Western share markets tend to respond sharply to large increases in oil price prices. Higher oil prices translate into rising costs for transport, manufacturing, and consumer goods. Companies in sectors such as airlines, logistics, and heavy industry were particularly exposed in 2003. Equity markets often fell when geopolitical tensions threatened the Strait of Hormuz because investors expected higher energy costs to slow economic growth and compress corporate margins.

Asian markets in 2003 were affected as well, but the scale of their dependence on Middle Eastern oil was not as high as it is today. China’s economy was growing rapidly, but had not yet become the world’s largest importer of crude. India’s energy demand was expanding, but remained smaller relative to developed economies. Japan and South Korea relied heavily on Middle Eastern oil, yet their overall share of global demand was smaller compared with Asia’s position two decades later.

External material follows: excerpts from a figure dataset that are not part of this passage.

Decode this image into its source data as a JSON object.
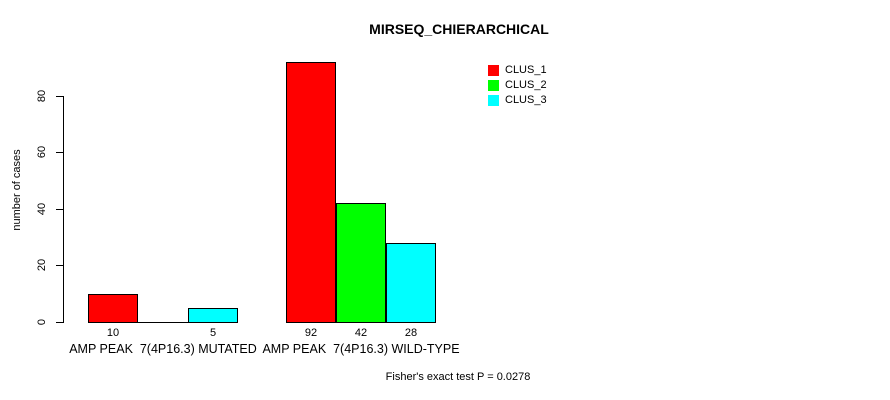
{
  "figure": {
    "background_color": "#FFFFFF",
    "text_color": "#000000"
  },
  "chart_data": {
    "type": "bar",
    "title": "MIRSEQ_CHIERARCHICAL",
    "ylabel": "number of cases",
    "xlabel": "",
    "ylim": [
      0,
      80
    ],
    "yticks": [
      0,
      20,
      40,
      60,
      80
    ],
    "grid": false,
    "categories": [
      "AMP PEAK  7(4P16.3) MUTATED",
      "AMP PEAK  7(4P16.3) WILD-TYPE"
    ],
    "series": [
      {
        "name": "CLUS_1",
        "color": "#FF0000",
        "values": [
          10,
          92
        ]
      },
      {
        "name": "CLUS_2",
        "color": "#00FF00",
        "values": [
          0,
          42
        ]
      },
      {
        "name": "CLUS_3",
        "color": "#00FFFF",
        "values": [
          5,
          28
        ]
      }
    ],
    "bar_value_labels": [
      [
        "10",
        "",
        "5"
      ],
      [
        "92",
        "42",
        "28"
      ]
    ],
    "bar_border_color": "#000000",
    "legend": {
      "position": "top-right",
      "entries": [
        "CLUS_1",
        "CLUS_2",
        "CLUS_3"
      ]
    },
    "annotation": "Fisher's exact test P = 0.0278"
  }
}
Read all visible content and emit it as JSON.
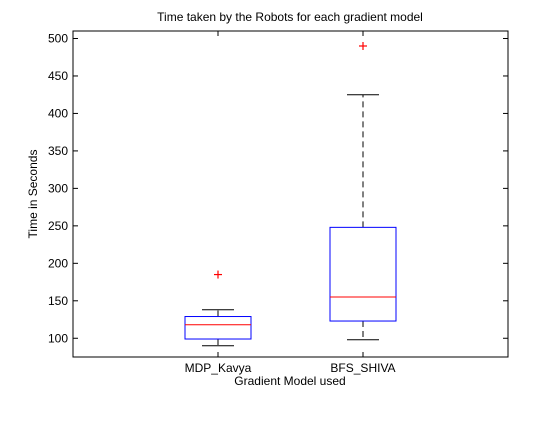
{
  "chart_data": {
    "type": "box",
    "title": "Time taken by the Robots for each gradient model",
    "xlabel": "Gradient Model used",
    "ylabel": "Time in Seconds",
    "ylim": [
      75,
      510
    ],
    "yticks": [
      100,
      150,
      200,
      250,
      300,
      350,
      400,
      450,
      500
    ],
    "categories": [
      "MDP_Kavya",
      "BFS_SHIVA"
    ],
    "boxes": [
      {
        "category": "MDP_Kavya",
        "whisker_low": 90,
        "q1": 99,
        "median": 118,
        "q3": 129,
        "whisker_high": 138,
        "outliers": [
          185
        ]
      },
      {
        "category": "BFS_SHIVA",
        "whisker_low": 98,
        "q1": 123,
        "median": 155,
        "q3": 248,
        "whisker_high": 425,
        "outliers": [
          490
        ]
      }
    ],
    "colors": {
      "box": "#0000ff",
      "median": "#ff0000",
      "whisker": "#000000",
      "outlier": "#ff0000",
      "axes": "#000000"
    },
    "grid": false
  }
}
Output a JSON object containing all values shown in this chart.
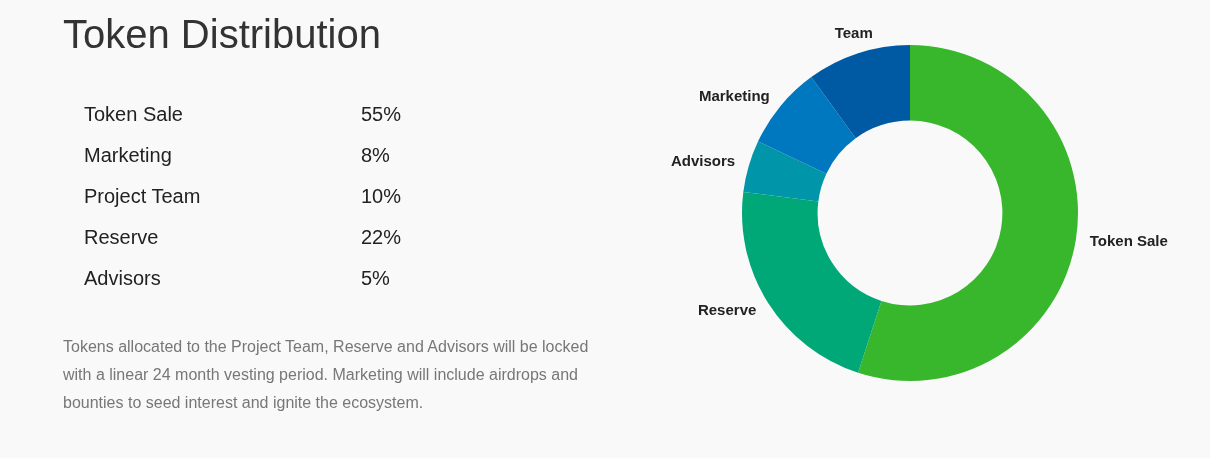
{
  "chart_data": [
    {
      "type": "other",
      "title": "Token Distribution",
      "categories": [
        "Token Sale",
        "Marketing",
        "Project Team",
        "Reserve",
        "Advisors"
      ],
      "value_labels": [
        "55%",
        "8%",
        "10%",
        "22%",
        "5%"
      ],
      "annotations": [
        "Tokens allocated to the Project Team, Reserve and Advisors will be locked with a linear 24 month vesting period. Marketing will include airdrops and bounties to seed interest and ignite the ecosystem."
      ]
    },
    {
      "type": "donut",
      "categories": [
        "Token Sale",
        "Reserve",
        "Advisors",
        "Marketing",
        "Team"
      ],
      "values": [
        55,
        22,
        5,
        8,
        10
      ],
      "colors": [
        "#38b72c",
        "#00a878",
        "#0095a8",
        "#0078bf",
        "#0059a3"
      ],
      "legend": false
    }
  ]
}
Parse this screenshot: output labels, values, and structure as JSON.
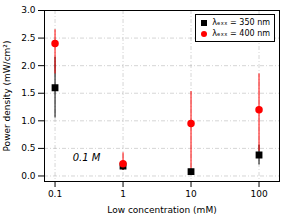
{
  "chart_data": {
    "type": "scatter",
    "xlabel": "Low concentration (mM)",
    "ylabel": "Power density (mW/cm²)",
    "annotation": "0.1 M",
    "log": "x",
    "grid": true,
    "legend": "upper right",
    "xlim": [
      0.07,
      200
    ],
    "ylim": [
      -0.1,
      3.0
    ],
    "xticks": [
      0.1,
      1,
      10,
      100
    ],
    "yticks": [
      {
        "value": 0.0,
        "label": "0.0"
      },
      0.5,
      {
        "value": 1.0,
        "label": "1.0"
      },
      1.5,
      {
        "value": 2.0,
        "label": "2.0"
      },
      2.5,
      {
        "value": 3.0,
        "label": "3.0"
      }
    ],
    "x": [
      0.1,
      1,
      10,
      100
    ],
    "series": [
      {
        "name": "λₑₓₓ = 350 nm",
        "color": "black",
        "marker": "square",
        "values": [
          1.6,
          0.18,
          0.08,
          0.38
        ],
        "yerr_low": [
          0.55,
          0.08,
          0.05,
          0.18
        ],
        "yerr_high": [
          0.55,
          0.08,
          0.05,
          0.18
        ]
      },
      {
        "name": "λₑₓₓ = 400 nm",
        "color": "red",
        "marker": "circle",
        "values": [
          2.4,
          0.22,
          0.95,
          1.2
        ],
        "yerr_low": [
          0.55,
          0.12,
          0.82,
          0.75
        ],
        "yerr_high": [
          0.25,
          0.2,
          0.58,
          0.65
        ]
      }
    ]
  }
}
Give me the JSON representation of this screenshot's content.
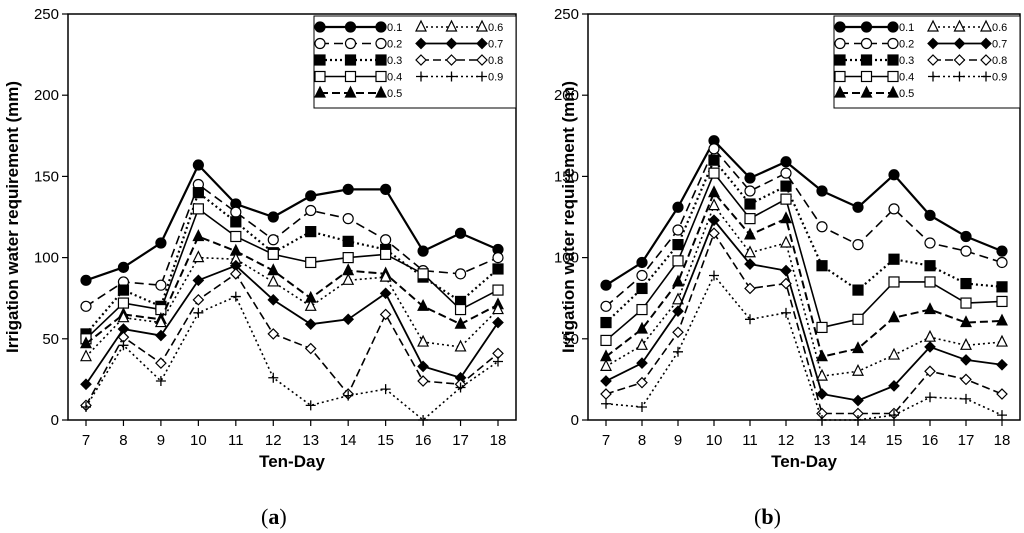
{
  "chart_data": [
    {
      "type": "line",
      "panel_label": "a",
      "xlabel": "Ten-Day",
      "ylabel": "Irrigation water requirement (mm)",
      "x": [
        7,
        8,
        9,
        10,
        11,
        12,
        13,
        14,
        15,
        16,
        17,
        18
      ],
      "xlim": [
        7,
        18
      ],
      "ylim": [
        0,
        250
      ],
      "yticks": [
        0,
        50,
        100,
        150,
        200,
        250
      ],
      "grid": false,
      "legend_position": "top-right",
      "series": [
        {
          "name": "0.1",
          "values": [
            86,
            94,
            109,
            157,
            133,
            125,
            138,
            142,
            142,
            104,
            115,
            105
          ]
        },
        {
          "name": "0.2",
          "values": [
            70,
            85,
            83,
            145,
            128,
            111,
            129,
            124,
            111,
            92,
            90,
            100
          ]
        },
        {
          "name": "0.3",
          "values": [
            53,
            80,
            70,
            140,
            122,
            103,
            116,
            110,
            105,
            88,
            73,
            93
          ]
        },
        {
          "name": "0.4",
          "values": [
            50,
            72,
            68,
            130,
            113,
            102,
            97,
            100,
            102,
            90,
            68,
            80
          ]
        },
        {
          "name": "0.5",
          "values": [
            47,
            65,
            62,
            113,
            104,
            92,
            75,
            92,
            90,
            70,
            59,
            71
          ]
        },
        {
          "name": "0.6",
          "values": [
            39,
            63,
            60,
            100,
            99,
            85,
            70,
            86,
            88,
            48,
            45,
            68
          ]
        },
        {
          "name": "0.7",
          "values": [
            22,
            56,
            52,
            86,
            95,
            74,
            59,
            62,
            78,
            33,
            26,
            60
          ]
        },
        {
          "name": "0.8",
          "values": [
            9,
            51,
            35,
            74,
            90,
            53,
            44,
            16,
            65,
            24,
            22,
            41
          ]
        },
        {
          "name": "0.9",
          "values": [
            8,
            46,
            24,
            66,
            76,
            26,
            9,
            15,
            19,
            0,
            20,
            36
          ]
        }
      ]
    },
    {
      "type": "line",
      "panel_label": "b",
      "xlabel": "Ten-Day",
      "ylabel": "Irrigation water requirement (mm)",
      "x": [
        7,
        8,
        9,
        10,
        11,
        12,
        13,
        14,
        15,
        16,
        17,
        18
      ],
      "xlim": [
        7,
        18
      ],
      "ylim": [
        0,
        250
      ],
      "yticks": [
        0,
        50,
        100,
        150,
        200,
        250
      ],
      "grid": false,
      "legend_position": "top-right",
      "series": [
        {
          "name": "0.1",
          "values": [
            83,
            97,
            131,
            172,
            149,
            159,
            141,
            131,
            151,
            126,
            113,
            104
          ]
        },
        {
          "name": "0.2",
          "values": [
            70,
            89,
            117,
            167,
            141,
            152,
            119,
            108,
            130,
            109,
            104,
            97
          ]
        },
        {
          "name": "0.3",
          "values": [
            60,
            81,
            108,
            160,
            133,
            144,
            95,
            80,
            99,
            95,
            84,
            82
          ]
        },
        {
          "name": "0.4",
          "values": [
            49,
            68,
            98,
            152,
            124,
            136,
            57,
            62,
            85,
            85,
            72,
            73
          ]
        },
        {
          "name": "0.5",
          "values": [
            39,
            56,
            85,
            140,
            114,
            124,
            39,
            44,
            63,
            68,
            60,
            61
          ]
        },
        {
          "name": "0.6",
          "values": [
            33,
            46,
            74,
            132,
            103,
            109,
            27,
            30,
            40,
            51,
            46,
            48
          ]
        },
        {
          "name": "0.7",
          "values": [
            24,
            35,
            67,
            123,
            96,
            92,
            16,
            12,
            21,
            45,
            37,
            34
          ]
        },
        {
          "name": "0.8",
          "values": [
            16,
            23,
            54,
            115,
            81,
            84,
            4,
            4,
            4,
            30,
            25,
            16
          ]
        },
        {
          "name": "0.9",
          "values": [
            10,
            8,
            42,
            89,
            62,
            66,
            0,
            0,
            3,
            14,
            13,
            3
          ]
        }
      ]
    }
  ]
}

Over the past twenty years the geography of global oil demand has changed dramatically. In 2025 only around 20% of the world’s oil consumption passed through the Strait of Hormuz, around 20M barrels per day. Of this 85% went to Asia, with China, India, Japan, and South Korea accounting for the majority of this demand. Asian share markets are now far more exposed to disruptions in Gulf oil exports than they were in the early 2003.  If tensions in the region threaten tanker traffic or push crude prices sharply higher, the impact on Asian corporate costs and economic growth expectations can be immediate.

This does not mean that Western markets are immune to disruptions. Oil remains a globally traded commodity, and price spikes caused by geopolitical tensions can ripple through all economies. Higher crude prices can raise transportation costs, increase inflation, and influence central bank policy in both Europe and North America.

Another important difference between 2003 and today is the scale of financial market integration. Two decades ago, emerging Asian markets were less deeply connected to global capital flows. Today they represent a much larger share of global equity indices and attract substantial international investment. Because of this, shocks affecting Asian energy security can now transmit quickly into global equity sentiment. A disruption in oil flows through the Strait of Hormuz could therefore have a larger effect on Asian equity indices, which in turn can influence investor behaviour in Western markets.